I really don't know what it is for me. It is more than just a little exercise slump. I have worked out some...mostly walking or jogging outside, but not much weights. Either it is all too tiring for me right now or I don't even want to think about it, its too much. That is the best way for me to describe it. I really want to take these aerobics classes at the community college I was going to, but I feel trapped cuz now my class is online and I don't physically go there any more. It is too far away to really go after work. I looked into some group fitness at my gym but it is so horrible it is not even funny. 2 people in a class, crappy music. Plus, I feel like I don't have the energy to see other people and have to chit-chat. Uggghh. I work full time so it would be late before I got home and I have my Anatomy class too.
I don't want to do videos anymore. I want to sell them all on Ebay and for some weird reason, I feel that would make me feel better. Like, start anew. Get rid of the old, start over. I feel that way with pretty much everything in my life right now. I want to be a new person. I want to meet new people that like me simply because they just met me. Do you think this all symbolizes something? Like I should just take that risk, quit my job, find a job working closer to home and maybe same days as huby...so I don't just have to pass him in the hallway? Maybe I would start liking school instead of feeling like it was one more thing to worry about. Right now I just want to drop out and forget it ever was an option. Obviously that would not help things. Sometimes I think of the possibilities of dropping to part time, or even full time at lesser money and get excited, but then I think of the pay cut. It would be less $/hr, possibly part time instead of full time (which I would sorta like for a while), but it would be a chance to gain experience in the fields I wish to go into. Reality is, I don't NEED to make what I make right now. It is nice cuz I am saving some $$$ for nursing school, but would it be mentally better for me to quit now? Do you think without some sort of a break (no vacation, I used to all for school) something is going to give?
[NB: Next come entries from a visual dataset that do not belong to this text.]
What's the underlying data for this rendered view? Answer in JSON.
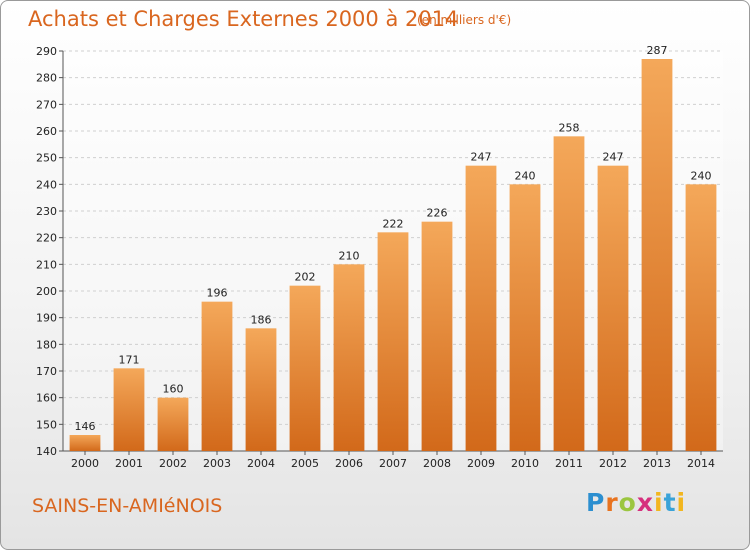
{
  "title": "Achats et Charges Externes 2000 à 2014",
  "unit_note": "(en milliers d'€)",
  "commune": "SAINS-EN-AMIéNOIS",
  "logo": {
    "p": "P",
    "r": "r",
    "o": "o",
    "x": "x",
    "i": "i",
    "t": "t",
    "i2": "i"
  },
  "colors": {
    "bar_top": "#f4a85a",
    "bar_bottom": "#d2691a",
    "title": "#d9661f",
    "grid": "#d0d0d0"
  },
  "chart_data": {
    "type": "bar",
    "categories": [
      "2000",
      "2001",
      "2002",
      "2003",
      "2004",
      "2005",
      "2006",
      "2007",
      "2008",
      "2009",
      "2010",
      "2011",
      "2012",
      "2013",
      "2014"
    ],
    "values": [
      146,
      171,
      160,
      196,
      186,
      202,
      210,
      222,
      226,
      247,
      240,
      258,
      247,
      287,
      240
    ],
    "ylim": [
      140,
      290
    ],
    "yticks": [
      140,
      150,
      160,
      170,
      180,
      190,
      200,
      210,
      220,
      230,
      240,
      250,
      260,
      270,
      280,
      290
    ],
    "grid": true,
    "data_labels": true
  }
}
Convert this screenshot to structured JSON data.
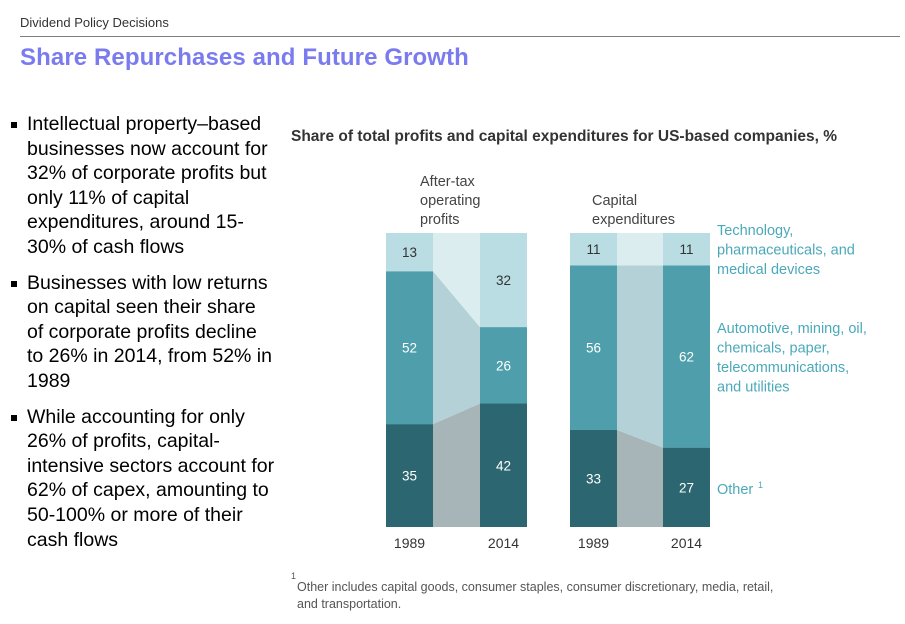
{
  "header": {
    "section": "Dividend Policy Decisions",
    "title": "Share Repurchases and Future Growth"
  },
  "bullets": [
    "Intellectual property–based businesses now account for 32% of corporate profits but only 11% of capital expenditures, around 15-30% of cash flows",
    "Businesses with low returns on capital seen their share of corporate profits decline to 26% in 2014, from 52% in 1989",
    "While accounting for only 26% of profits, capital-intensive sectors account for 62% of capex, amounting to 50-100% or more of their cash flows"
  ],
  "colors": {
    "title": "#7b7bf0",
    "technology": "#b9dde3",
    "capital_intensive": "#4e9eab",
    "other": "#2c6670",
    "band_light": "#dcedf0",
    "band_mid": "#b3d1d7",
    "band_dark": "#a7b5b8",
    "legend_text": "#4aa9b9"
  },
  "chart_data": {
    "type": "bar",
    "stacked": true,
    "title": "Share of total profits and capital expenditures for US-based companies, %",
    "units": "%",
    "ylim": [
      0,
      100
    ],
    "groups": [
      {
        "name": "After-tax operating profits",
        "label_lines": [
          "After-tax",
          "operating",
          "profits"
        ],
        "categories": [
          "1989",
          "2014"
        ],
        "series": [
          {
            "name": "Other",
            "values": [
              35,
              42
            ]
          },
          {
            "name": "Automotive, mining, oil, chemicals, paper, telecommunications, and utilities",
            "values": [
              52,
              26
            ]
          },
          {
            "name": "Technology, pharmaceuticals, and medical devices",
            "values": [
              13,
              32
            ]
          }
        ]
      },
      {
        "name": "Capital expenditures",
        "label_lines": [
          "Capital",
          "expenditures"
        ],
        "categories": [
          "1989",
          "2014"
        ],
        "series": [
          {
            "name": "Other",
            "values": [
              33,
              27
            ]
          },
          {
            "name": "Automotive, mining, oil, chemicals, paper, telecommunications, and utilities",
            "values": [
              56,
              62
            ]
          },
          {
            "name": "Technology, pharmaceuticals, and medical devices",
            "values": [
              11,
              11
            ]
          }
        ]
      }
    ],
    "legend": [
      {
        "key": "technology",
        "lines": [
          "Technology,",
          "pharmaceuticals, and",
          "medical devices"
        ]
      },
      {
        "key": "capital_intensive",
        "lines": [
          "Automotive, mining, oil,",
          "chemicals, paper,",
          "telecommunications,",
          "and utilities"
        ]
      },
      {
        "key": "other",
        "lines": [
          "Other"
        ],
        "sup": "1"
      }
    ],
    "footnote_mark": "1",
    "footnote_lines": [
      "Other includes capital goods, consumer staples, consumer discretionary, media, retail,",
      "and transportation."
    ]
  }
}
I am sooooo concerned with finances and sometimes I think I am not enough concerned about my mental state. I know my family thinks I should just suck it up and stay at my current job until I get accepted to nursing school. In March, I get three weeks vacation. Is staying worth it, I don't feel like I'll last till then?
I just don't know. Gee...I guess I have bigger issues than just working out. I am really sorry to turn this, once again, into a shrink session. Hey, if I had decent insurance, I would go to one!!LOL!!! If anyone unbiased and, more importantly, UNRELATED TO ME can help that would be great! You guys are awesome, I don't know where else to go. Thanks!